The ISA captured all 15 seats in the student governing body, leaving other tickets including the South African Students’ Congress (Sasco) without representation.
The outcome is a serious indictment of Sasco, which has traditionally dominated student politics, not only at Wits but nationally as well.
Of the 10 groups that contested the Wits elections, Sasco achieved the worst results.
The problem is bigger than student political apathy. Of a total of 19218 students eligible to vote, only 3797 made their mark on the ballot paper and they displayed no confidence in what is left of the politics of the left.

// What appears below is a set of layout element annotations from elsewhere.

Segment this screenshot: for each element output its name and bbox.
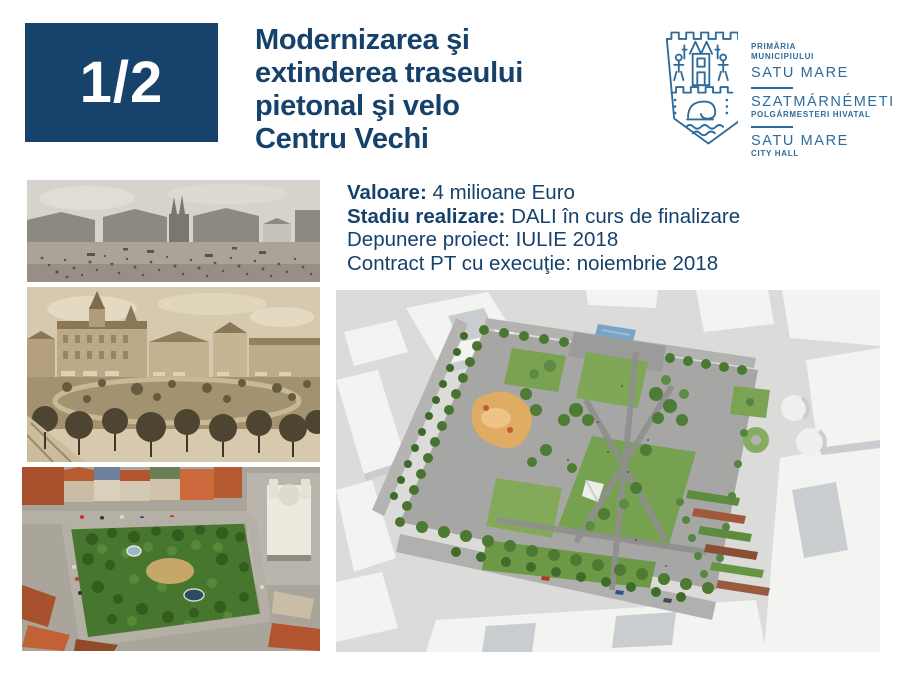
city-hall-logo-text: PRIMĂRIA MUNICIPIULUI SATU MARE SZATMÁRN… bbox=[751, 26, 895, 159]
logo-text-line: MUNICIPIULUI bbox=[751, 52, 895, 62]
logo-divider bbox=[751, 126, 793, 128]
city-hall-logo: PRIMĂRIA MUNICIPIULUI SATU MARE SZATMÁRN… bbox=[664, 26, 895, 159]
project-details: Valoare: 4 milioane Euro Stadiu realizar… bbox=[347, 181, 740, 275]
logo-text-line: SATU MARE bbox=[751, 133, 895, 149]
logo-text-line: POLGÁRMESTERI HIVATAL bbox=[751, 110, 895, 120]
logo-text-line: CITY HALL bbox=[751, 149, 895, 159]
city-crest-icon bbox=[664, 26, 738, 159]
detail-line: Valoare: 4 milioane Euro bbox=[347, 181, 740, 205]
presentation-slide: 1/2 Modernizarea şi extinderea traseului… bbox=[0, 0, 900, 675]
title-line: Centru Vechi bbox=[255, 123, 523, 156]
detail-line: Stadiu realizare: DALI în curs de finali… bbox=[347, 205, 740, 229]
vintage-square-postcard-photo bbox=[27, 287, 320, 462]
logo-divider bbox=[751, 87, 793, 89]
logo-text-line: SZATMÁRNÉMETI bbox=[751, 94, 895, 110]
logo-text-line: SATU MARE bbox=[751, 65, 895, 81]
title-line: extinderea traseului bbox=[255, 57, 523, 90]
title-line: pietonal şi velo bbox=[255, 90, 523, 123]
detail-line: Contract PT cu execuţie: noiembrie 2018 bbox=[347, 252, 740, 276]
page-title: Modernizarea şi extinderea traseului pie… bbox=[255, 24, 523, 156]
detail-line: Depunere proiect: IULIE 2018 bbox=[347, 228, 740, 252]
aerial-park-photo bbox=[22, 467, 320, 651]
page-number: 1/2 bbox=[80, 49, 164, 116]
historic-market-square-photo bbox=[27, 180, 320, 282]
title-line: Modernizarea şi bbox=[255, 24, 523, 57]
page-number-badge: 1/2 bbox=[25, 23, 218, 142]
logo-text-line: PRIMĂRIA bbox=[751, 42, 895, 52]
park-redesign-render bbox=[336, 290, 880, 652]
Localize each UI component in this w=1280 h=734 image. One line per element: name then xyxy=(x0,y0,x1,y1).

“The problem,” says a student, “is that Sasco continues to carry the stigma of corruption on campus. And in their campaigning they don’t address distinctly student issues. They lecture us on political consciousness but there is no evidence of anything they do for students.”
Another student feels Sasco was too partisan and symbolised the African National Congress on campus.
“We are disillusioned with all the political parties of the country at the moment,” he says.
Sasco had the longest manifesto during the election campaign but it did not win it support.
The ISA’s John Kuhn, vice-president of the newly elected SRC, says: “Our detractors assured us that we were a flash in the pan, but we have proven ourselves as the new force in student governance.”
Last year Sasco also failed to win the majority seats on the SRC and with the ANC Youth League demanded an investigation into election procedures. But Professor Tshepo Mosikatsana’s inquiry certified the elections as having been free and fair.
This year Sasco is not formally contesting the reliability of the electoral process, but two candidates who stood under the Unity in diVarsity banner are saying there were problems.
Talitha Taukobong and Nqobile Zitha have questioned the electoral process from the beginning, especially the use of the Wits student identification system used to monitor voting.
They drew the Gauteng office of the Independent Electoral Commission (IEC) into the fray.
The IEC had agreed in principle to facilitate the elections free of charge, but a day before the elections withdrew the offer citing “time limitations as well as significant differences of opinion between major stakeholders on the whole electoral process”.
Zitha and Taukobong, who have subsequently been joined by other dissatisfied groups, including Sasco, claim they have proof that students could have voted twice.